The Speaking Center is located on the second floor of the Neville House on East
Patrick Street (across from the main entrance to Haley Hall). To reach the Center,
come up the main stairs and turn right. Services for students with disabilities
are also available by indicating the need at the time an appointment is requested.
The Speaking Center is staffed by a trained group of peer consultants. Hours are
announced at the start of each semester, and online appointments are available by
following the links on the HAC website.
The Center consists of three separate spaces:
Consulting Space where Speaking Center tutors/peer consultants can meet with
students who need help finding a topic, generating material, or organizing the material
they have. Resources—books, handouts, the SAC website, other schools’ SAC or Speaking
Center websites—are also available in this space.
An Individual Studio where students can practice high-tech and low-tech oral
presentations. Their practice run can be videotaped. They and peer consultants will
sit down together, view the tape, and discuss how the presentation might be improved.
A Group Studio where group communication activities, be they group presentations
or discussions or meetings—can be videotaped. Group members and peer consultants
can then view the tape and discuss how the presentation might be improved or how
the group might work better as a discussion group or a task group.
Tutors/consultants can help students with the following:
Finding a Topic for a Presentation
Practicing; Receiving Feedback
Practicing Group Work; Receiving Feedback
Most sessions will probably be practices.

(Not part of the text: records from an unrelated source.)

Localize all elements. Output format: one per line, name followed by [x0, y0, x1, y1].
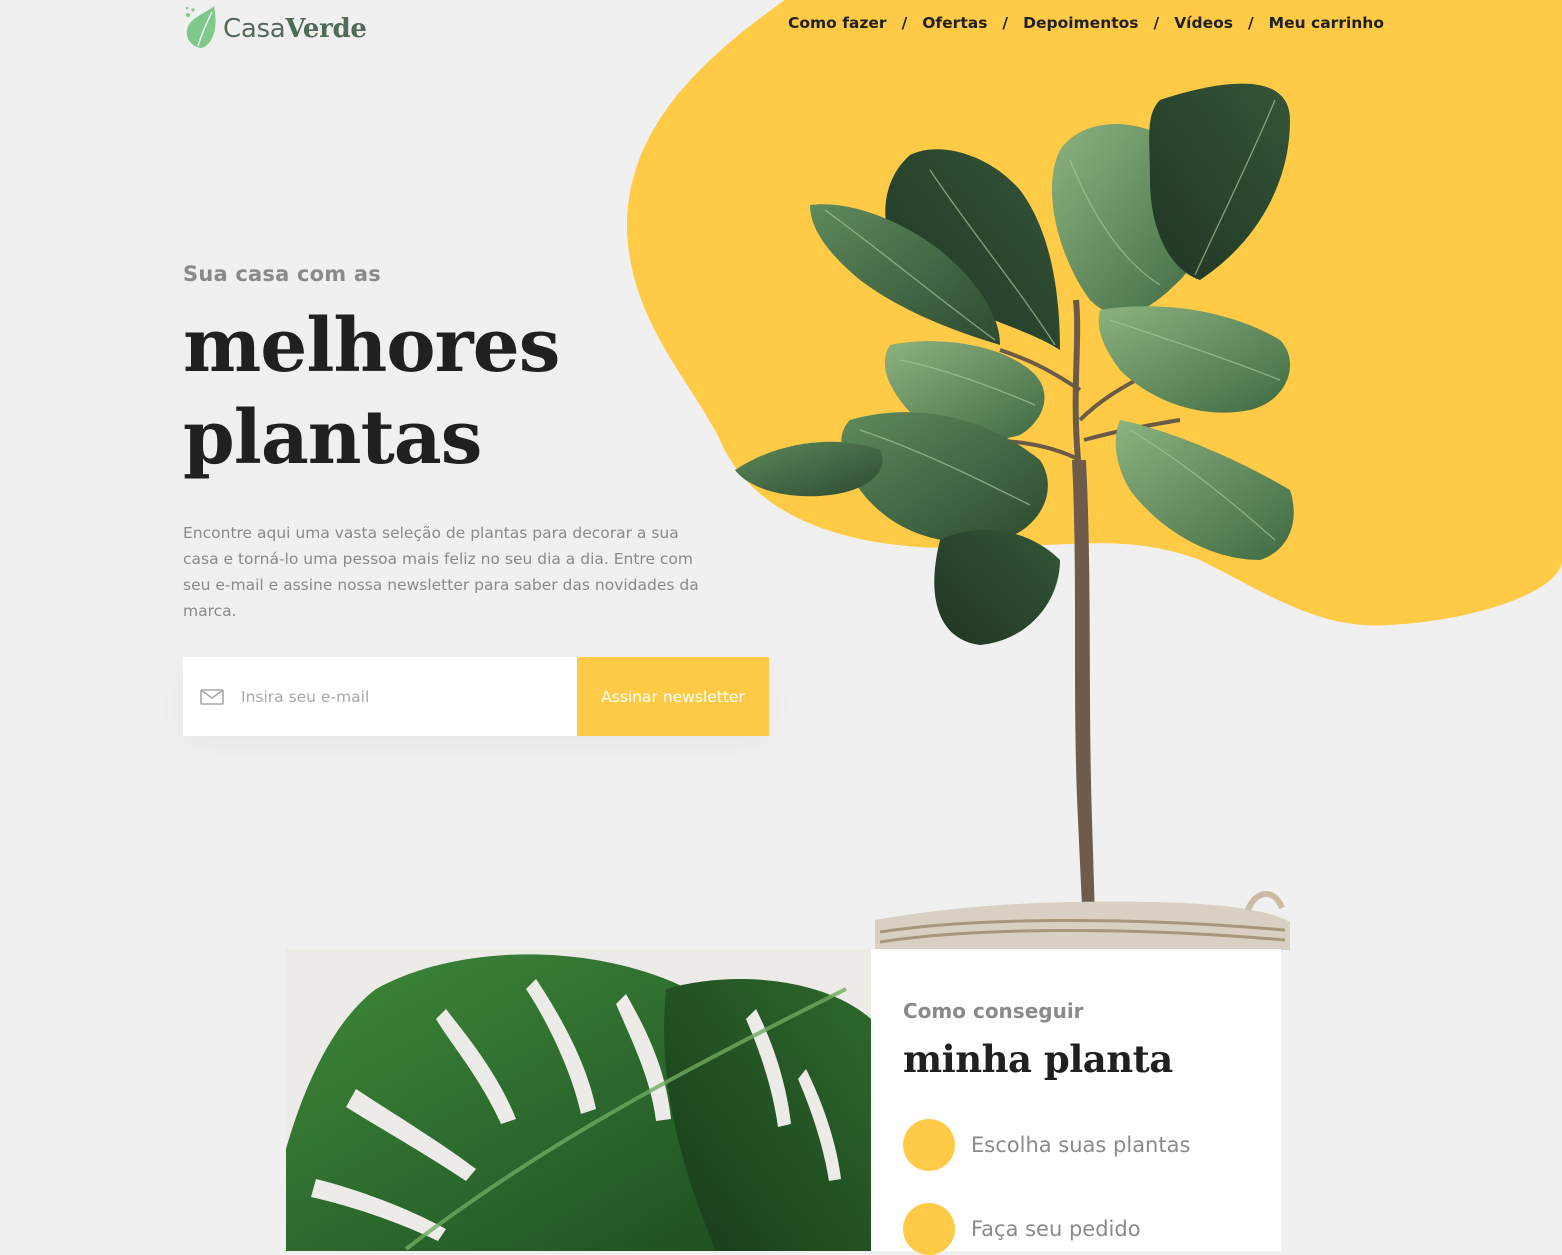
hero-title-line1: melhores [183, 303, 560, 389]
nav-item-meu-carrinho[interactable]: Meu carrinho [1269, 14, 1384, 32]
hero-title: melhores plantas [183, 300, 560, 484]
nav-separator: / [1002, 14, 1009, 32]
step-label: Faça seu pedido [971, 1217, 1141, 1241]
fiddle-leaf-plant-image [735, 83, 1294, 950]
nav-item-como-fazer[interactable]: Como fazer [788, 14, 887, 32]
newsletter-form: Assinar newsletter [183, 657, 769, 736]
nav-separator: / [901, 14, 908, 32]
nav-item-videos[interactable]: Vídeos [1174, 14, 1233, 32]
email-field[interactable] [183, 657, 577, 736]
brand-name: CasaVerde [223, 12, 367, 42]
how-to-card: Como conseguir minha planta Escolha suas… [871, 949, 1281, 1255]
monstera-photo [286, 949, 871, 1251]
brand-name-bold: Verde [285, 14, 367, 44]
hero-kicker: Sua casa com as [183, 262, 381, 286]
how-to-title: minha planta [903, 1037, 1173, 1081]
nav-separator: / [1247, 14, 1254, 32]
hero-description: Encontre aqui uma vasta seleção de plant… [183, 524, 699, 620]
how-to-kicker: Como conseguir [903, 999, 1084, 1023]
step-label: Escolha suas plantas [971, 1133, 1191, 1157]
leaf-logo-icon [185, 6, 216, 48]
nav-separator: / [1153, 14, 1160, 32]
brand-logo[interactable]: CasaVerde [183, 4, 367, 50]
nav-item-depoimentos[interactable]: Depoimentos [1023, 14, 1138, 32]
brand-name-light: Casa [223, 14, 286, 44]
hero-title-line2: plantas [183, 395, 482, 481]
yellow-dot-icon [903, 1203, 955, 1255]
monstera-leaf-image [286, 954, 871, 1251]
mail-icon [200, 688, 224, 705]
main-nav: Como fazer / Ofertas / Depoimentos / Víd… [788, 14, 1384, 32]
step-item: Escolha suas plantas [903, 1119, 1190, 1171]
step-item: Faça seu pedido [903, 1203, 1141, 1255]
email-input[interactable] [239, 686, 543, 707]
yellow-dot-icon [903, 1119, 955, 1171]
nav-item-ofertas[interactable]: Ofertas [922, 14, 987, 32]
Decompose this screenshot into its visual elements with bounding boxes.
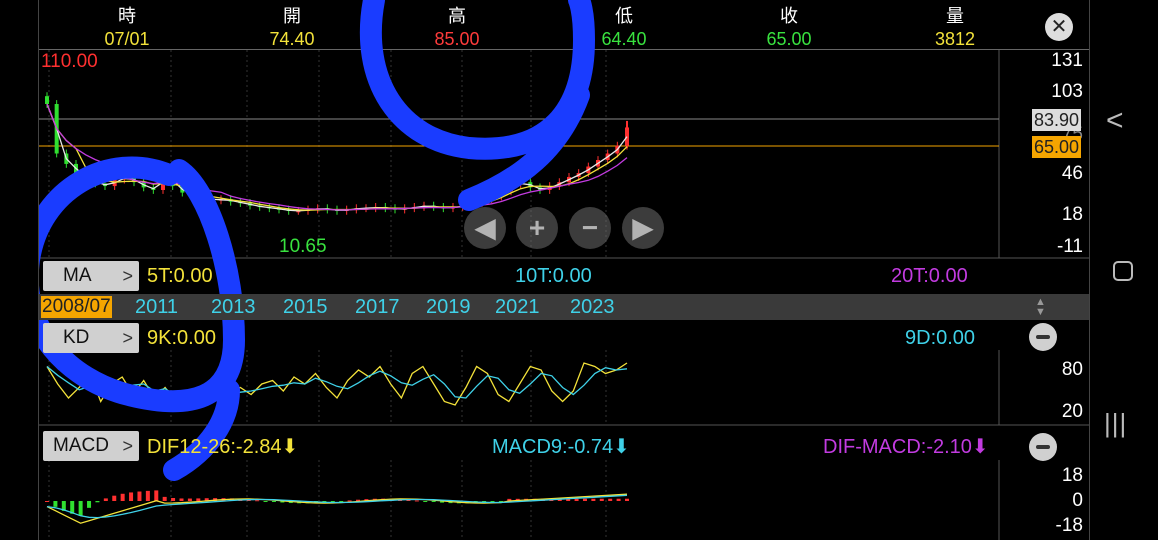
macd-histogram-bar	[129, 492, 134, 501]
macd-histogram-bar	[591, 498, 596, 501]
ma-button-label: MA	[63, 265, 92, 286]
macd-histogram-bar	[599, 498, 604, 501]
macd-histogram-bar	[95, 501, 100, 503]
arrow-down-icon: ⬇	[613, 436, 630, 458]
timeline-year: 2017	[355, 296, 400, 318]
timeline-year: 2011	[135, 296, 179, 318]
macd-histogram-bar	[187, 498, 192, 501]
triangle-left-icon: ◀	[474, 212, 496, 243]
zoom-in-button[interactable]: +	[516, 207, 558, 249]
minus-icon: −	[581, 212, 599, 243]
ma-20t-value: 20T:0.00	[891, 265, 968, 287]
macd-histogram-bar	[431, 501, 436, 502]
zoom-out-button[interactable]: −	[569, 207, 611, 249]
timeline-year: 2021	[495, 296, 540, 318]
macd-histogram-bar	[45, 501, 49, 502]
timeline-year: 2019	[426, 296, 471, 318]
ma-10t-value: 10T:0.00	[515, 265, 592, 287]
macd-dif-value: DIF12-26:-2.84⬇	[147, 435, 298, 459]
chevron-right-icon: >	[122, 266, 133, 286]
macd-diff-value: DIF-MACD:-2.10⬇	[823, 435, 989, 459]
macd-histogram-bar	[582, 498, 587, 501]
macd-indicator-button[interactable]: MACD >	[43, 431, 139, 461]
macd-histogram-bar	[179, 498, 184, 501]
timeline-year: 2013	[211, 296, 256, 318]
timeline-scrollbar[interactable]: 2008/07 2011 2013 2015 2017 2019 2021 20…	[39, 294, 1089, 320]
timeline-year: 2023	[570, 296, 615, 318]
chevron-right-icon: >	[122, 328, 133, 348]
macd-histogram-bar	[137, 491, 142, 501]
macd-histogram-bar	[414, 500, 419, 502]
macd-histogram-bar	[87, 501, 92, 508]
macd-axis-tick: 0	[1072, 490, 1083, 511]
kd-9d-value: 9D:0.00	[905, 327, 976, 349]
price-min-label: 10.65	[279, 236, 327, 257]
macd-histogram-bar	[625, 498, 629, 501]
macd-histogram-bar	[120, 493, 125, 501]
macd-histogram-bar	[574, 498, 579, 501]
scroll-left-button[interactable]: ◀	[464, 207, 506, 249]
macd-histogram-bar	[154, 490, 159, 501]
macd-9-value: MACD9:-0.74⬇	[492, 435, 630, 459]
macd-axis-tick: 18	[1061, 465, 1083, 486]
macd-histogram-bar	[103, 498, 108, 501]
macd-histogram-bar	[162, 496, 167, 501]
back-icon[interactable]: <	[1106, 104, 1124, 138]
macd-histogram-bar	[263, 501, 268, 502]
freehand-annotation-stroke	[359, 0, 595, 211]
price-axis-tick: 131	[1051, 50, 1083, 71]
macd-9-text: MACD9:-0.74	[492, 436, 614, 458]
resize-updown-icon[interactable]: ▲ ▼	[1035, 297, 1046, 318]
kd-axis-tick: 20	[1061, 401, 1083, 422]
macd-dif-text: DIF12-26:-2.84	[147, 436, 282, 458]
price-axis-tick: 46	[1061, 163, 1083, 184]
candle-body	[45, 96, 49, 104]
macd-button-label: MACD	[53, 435, 109, 456]
kd-9k-value: 9K:0.00	[147, 327, 216, 349]
timeline-year: 2015	[283, 296, 328, 318]
triangle-right-icon: ▶	[632, 212, 654, 243]
price-max-label: 110.00	[41, 51, 98, 72]
kd-indicator-button[interactable]: KD >	[43, 323, 139, 353]
macd-histogram-bar	[347, 500, 352, 502]
last-price-badge: 83.90	[1032, 109, 1082, 131]
remove-macd-button[interactable]	[1029, 433, 1057, 461]
system-navigation-bar: < |||	[1090, 0, 1158, 540]
price-axis-tick: 18	[1061, 204, 1083, 225]
timeline-start-date: 2008/07	[41, 296, 112, 318]
macd-histogram-bar	[271, 501, 276, 502]
close-price-badge: 65.00	[1032, 136, 1082, 158]
scroll-right-button[interactable]: ▶	[622, 207, 664, 249]
ma-5t-value: 5T:0.00	[147, 265, 213, 287]
stock-chart-app: 時 07/01 開 74.40 高 85.00 低 64.40 收 65.00 …	[38, 0, 1090, 540]
remove-kd-button[interactable]	[1029, 323, 1057, 351]
macd-histogram-bar	[112, 495, 117, 501]
macd-histogram-bar	[255, 500, 260, 502]
macd-histogram-bar	[145, 490, 150, 501]
arrow-down-icon: ⬇	[281, 436, 299, 458]
macd-histogram-bar	[608, 498, 613, 501]
home-icon[interactable]	[1113, 261, 1133, 281]
macd-histogram-bar	[53, 501, 58, 507]
kd-axis-tick: 80	[1061, 359, 1083, 380]
macd-histogram-bar	[171, 498, 176, 501]
recent-apps-icon[interactable]: |||	[1104, 408, 1127, 439]
macd-diff-text: DIF-MACD:-2.10	[823, 436, 972, 458]
macd-axis-tick: -18	[1055, 515, 1083, 536]
macd-histogram-bar	[423, 501, 428, 502]
ma-indicator-button[interactable]: MA >	[43, 261, 139, 291]
price-axis-tick: 103	[1051, 81, 1083, 102]
plus-icon: +	[528, 212, 546, 243]
chevron-right-icon: >	[122, 436, 133, 456]
arrow-down-icon: ⬇	[971, 436, 989, 458]
kd-button-label: KD	[63, 327, 90, 348]
macd-histogram-bar	[616, 498, 621, 501]
macd-histogram-bar	[78, 501, 83, 516]
macd-dif-line	[46, 493, 628, 524]
macd-histogram-bar	[196, 498, 201, 501]
price-axis-tick: -11	[1056, 236, 1083, 257]
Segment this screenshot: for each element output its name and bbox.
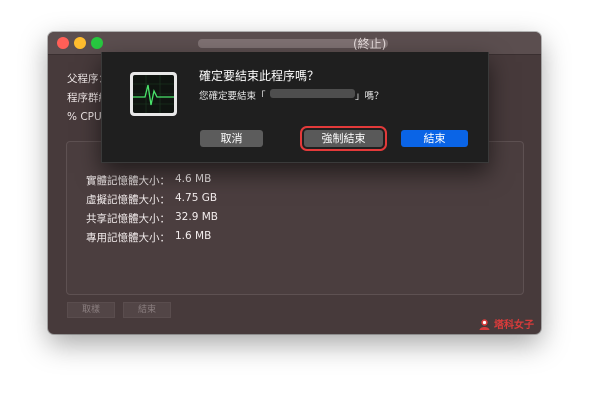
virtual-memory-label: 虛擬記憶體大小： — [86, 194, 170, 206]
physical-memory-value: 4.6 MB — [175, 173, 212, 185]
activity-monitor-app-icon — [130, 72, 177, 116]
dialog-message-suffix: 」嗎？ — [355, 91, 384, 102]
watermark-text: 塔科女子 — [494, 320, 534, 331]
dialog-title: 確定要結束此程序嗎？ — [199, 69, 320, 83]
dialog-message-prefix: 您確定要結束「 — [199, 91, 266, 102]
heartbeat-graph-icon — [133, 75, 174, 113]
watermark-logo-icon — [479, 319, 490, 330]
blurred-app-name — [270, 89, 355, 98]
physical-memory-label: 實體記憶體大小： — [86, 175, 170, 187]
sample-button[interactable]: 取樣 — [67, 302, 115, 318]
shared-memory-label: 共享記憶體大小： — [86, 213, 170, 225]
private-memory-label: 專用記憶體大小： — [86, 232, 170, 244]
force-quit-confirm-dialog: 確定要結束此程序嗎？ 您確定要結束「 」嗎？ 取消 強制結束 結束 — [101, 52, 489, 163]
quit-process-button[interactable]: 結束 — [123, 302, 171, 318]
window-title-suffix: (終止) — [353, 37, 387, 51]
private-memory-value: 1.6 MB — [175, 230, 212, 242]
close-window-button[interactable] — [57, 37, 69, 49]
watermark: 塔科女子 — [478, 316, 534, 334]
cancel-button[interactable]: 取消 — [200, 130, 263, 147]
quit-button[interactable]: 結束 — [401, 130, 468, 147]
force-quit-button[interactable]: 強制結束 — [304, 130, 383, 147]
zoom-window-button[interactable] — [91, 37, 103, 49]
minimize-window-button[interactable] — [74, 37, 86, 49]
virtual-memory-value: 4.75 GB — [175, 192, 218, 204]
shared-memory-value: 32.9 MB — [175, 211, 218, 223]
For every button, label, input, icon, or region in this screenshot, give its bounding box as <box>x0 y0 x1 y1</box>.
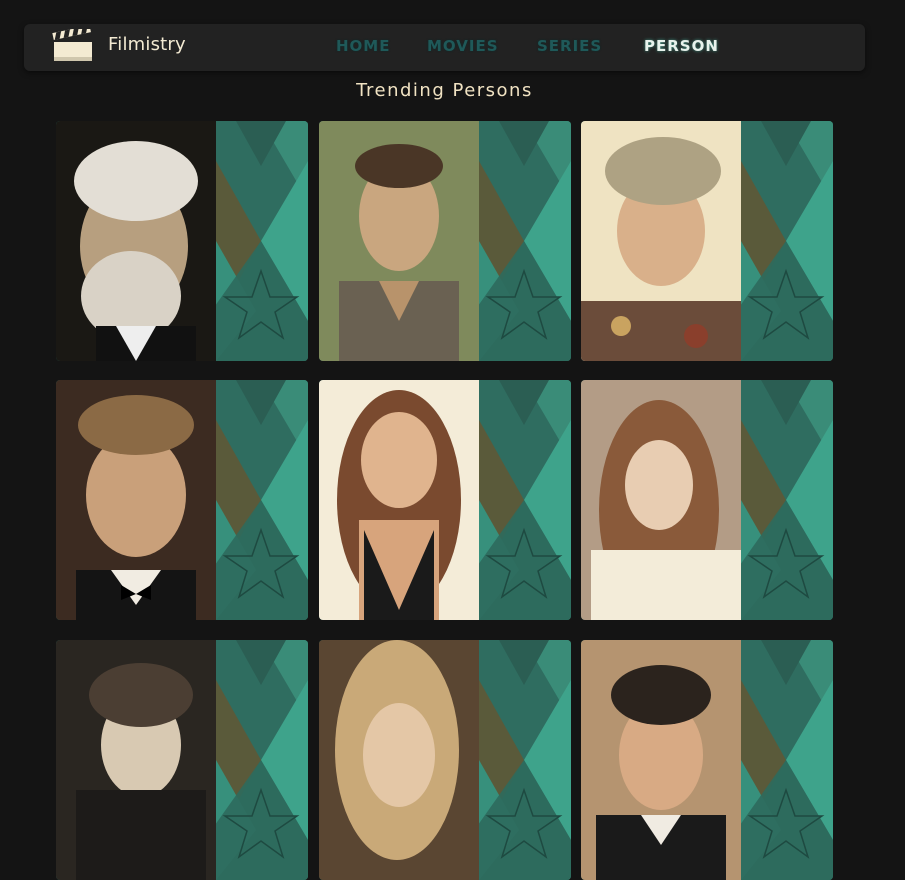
person-photo <box>319 380 479 620</box>
person-card[interactable] <box>319 380 571 620</box>
nav-series[interactable]: SERIES <box>537 37 602 55</box>
person-card[interactable] <box>581 380 833 620</box>
nav-person[interactable]: PERSON <box>644 37 719 55</box>
clapperboard-icon[interactable] <box>52 29 94 63</box>
person-card[interactable] <box>56 640 308 880</box>
person-photo <box>581 640 741 880</box>
person-photo <box>581 121 741 361</box>
person-photo <box>56 640 216 880</box>
brand-name[interactable]: Filmistry <box>108 34 186 55</box>
person-photo <box>56 121 216 361</box>
nav-home[interactable]: HOME <box>336 37 390 55</box>
person-photo <box>581 380 741 620</box>
person-photo <box>56 380 216 620</box>
nav-movies[interactable]: MOVIES <box>427 37 499 55</box>
top-navbar: Filmistry HOME MOVIES SERIES PERSON <box>24 24 865 71</box>
person-card[interactable] <box>581 640 833 880</box>
person-photo <box>319 121 479 361</box>
person-card[interactable] <box>319 121 571 361</box>
page-title: Trending Persons <box>356 80 533 101</box>
person-card[interactable] <box>56 121 308 361</box>
person-card[interactable] <box>56 380 308 620</box>
person-card[interactable] <box>319 640 571 880</box>
person-card[interactable] <box>581 121 833 361</box>
person-photo <box>319 640 479 880</box>
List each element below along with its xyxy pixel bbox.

For these, whether they are for individual
presentations, group presentations, or group work, the student/s will be videotaped.
Then, the tutor/consultant and the student/s will watch the videotape together.
Just watching should alert the student/s to what he/she/they do well and do poorly.
That viewing will also serve as the springboard to the tutor/consultant’s critique
The Speaking Center is managed by Theodore F. Sheckels, Director of Speaking Across
the Curriculum. In this capacity, he is available to consult with faculty on any
aspect of oral communication instruction. Call him at 7288 or e-mail him at email@example.com.
Dr. Sheckels can help faculty incorporate oral communication into their classes
in ways that meet their courses’ goals (in addition to improving communication skills).